Russian cyber effort to influence 2016 presidential election targeted African-Americans: report

The campaign was reportedly run by businessman Yevgeny Prigozh, a close ally of Russian President Vladimir Putin

Published December 17, 2018 2:13PM (EST)

Yevgeny Prigozhin, left, serves food to Vladimir Putin during dinner at Prigozhin's restaurant outside Moscow, Russia, Friday, Nov. 11, 2011. (AP/Misha Japaridze)
Yevgeny Prigozhin, left, serves food to Vladimir Putin during dinner at Prigozhin's restaurant outside Moscow, Russia, Friday, Nov. 11, 2011. (AP/Misha Japaridze)

Russia targeted African-Americans through social media in an attempt to suppress voter turnout from the reliably Democratic voting bloc, boost Donald Trump's candidacy and hurt his Democratic rival, Hillary Clinton, during the 2016 presidential election, according to a report produced for the Senate Intelligence Committee.

The New York Times reports that Russia used Instagram as part of its voter suppression tactics — an effort it said "rivaled or exceeded" its attempts to influence voters through Facebook, which owns both social media platforms.

The Russian influence campaign was run by the Internet Research Agency, a St. Petersburg-based company owned by businessman Yevgeny Prigozhin, who is a close ally of Russian President Vladimir Putin, according the report from New Knowledge, a cybersecurity company based in Austin, which was obtained by the Times. More than one dozen of the company's employees were indicted last February as part of special counsel Robert Mueller's ongoing investigation into Russian meddling in the 2016 presidential election.

"The most prolific I.R.A. efforts on Facebook and Instagram specifically targeted black American communities and appear to have been focused on developing black audiences and recruiting black Americans as assets," the report said.

However, the Times reported, the Internet Research Agency "spread its messages not only via Facebook, Instagram and Twitter, which have drawn the most attention, but also on YouTube, Reddit, Tumblr, Pinterest, Vine and Google+, among other platforms." The agency, the Times noted, attacked Americans using "almost exclusively high-tech tools created by American companies."

The New Knowledge report does not explain why there was such a heavy focus on African-Americans, but it does, however, note just how extensive that effort was, according to the Times. "Other distinct ethnic and religious groups were the focus of one or two Facebook Pages or Instagram accounts, the black community was targeted extensively with dozens," the outlet reported.

The Internet Research Agency also reportedly "created a dozen websites disguised as African-American in origin, with names like,, and" In addition, "Facebook ads were targeted at users who had shown interest in particular topics, including black history, the Black Panther Party and Malcolm X. The most popular of the Russian Instagram accounts was @blackstagram, with 303,663 followers."

"Very real racial tensions and feelings of alienation exist in America and have for decades.

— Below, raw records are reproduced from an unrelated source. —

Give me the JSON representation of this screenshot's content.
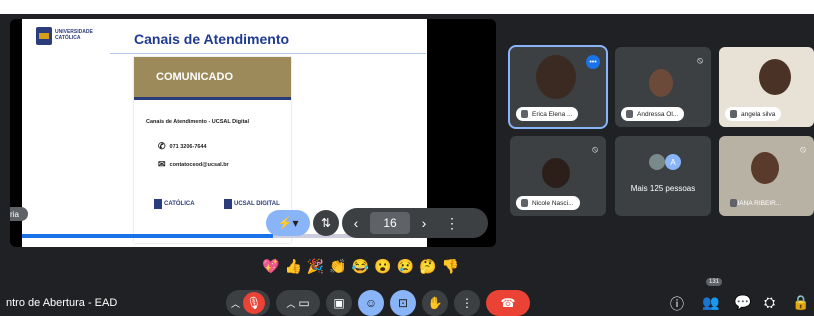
{
  "slide": {
    "logo_text": "UNIVERSIDADE CATÓLICA",
    "title": "Canais de Atendimento",
    "panel_header": "COMUNICADO",
    "subtitle": "Canais de Atendimento - UCSAL Digital",
    "phone": "071 3206-7644",
    "email": "contatoceod@ucsal.br",
    "footer_logo_1": "CATÓLICA",
    "footer_logo_2": "UCSAL DIGITAL"
  },
  "presentation_controls": {
    "page_number": "16",
    "prev_icon": "chevron-left-icon",
    "next_icon": "chevron-right-icon",
    "more_icon": "more-vert-icon",
    "laser_icon": "laser-pointer-icon",
    "side_label": "ria"
  },
  "participants": [
    {
      "name": "Erica Elena ...",
      "speaking": true
    },
    {
      "name": "Andressa Ol...",
      "speaking": false
    },
    {
      "name": "angela silva",
      "speaking": false
    },
    {
      "name": "Nicole Nasci...",
      "speaking": false
    },
    {
      "name": "Mais 125 pessoas",
      "speaking": false
    },
    {
      "name": "LUANA RIBEIR...",
      "speaking": false
    }
  ],
  "more_avatar_letter": "A",
  "reactions": [
    "💖",
    "👍",
    "🎉",
    "👏",
    "😂",
    "😮",
    "😢",
    "🤔",
    "👎"
  ],
  "meeting_title": "ntro de Abertura - EAD",
  "controls": {
    "mic": "mic-off-icon",
    "camera": "camera-icon",
    "captions": "captions-icon",
    "emoji": "emoji-icon",
    "present": "present-icon",
    "hand": "raise-hand-icon",
    "more": "more-vert-icon",
    "leave": "end-call-icon"
  },
  "people_count": "131",
  "colors": {
    "bg": "#202124",
    "accent": "#8ab4f8",
    "leave": "#ea4335",
    "comunicado": "#9c8a5a",
    "title_blue": "#1f3a93"
  }
}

The IRA didn’t create them. It exploits them," New Knowledge director of research Renee DiResta told the Times about the report.

She added that the Internet Research Agency "leveraged pre-existing, legitimate grievances wherever they could."

The New Knowledge report allegedly stresses that Russia's attempts to sow seeds of divisions and sway American public opinion through social media remain "active and ongoing."

The report comes as Mueller continues his investigation into Russian hacking and election interference. U.S. intelligence agencies have concluded that Russia engaged in a sustained cyber effort to alter the trajectory of the 2016 presidential election and undermine U.S. democracy. In July, Mueller's team indicted 12 Russian intelligence officers in a sustained effort to hack the computer networks of the Democratic National Committee, Clinton's presidential campaign and the Democratic Congressional Campaign Committee in the weeks ahead of the 2016 election.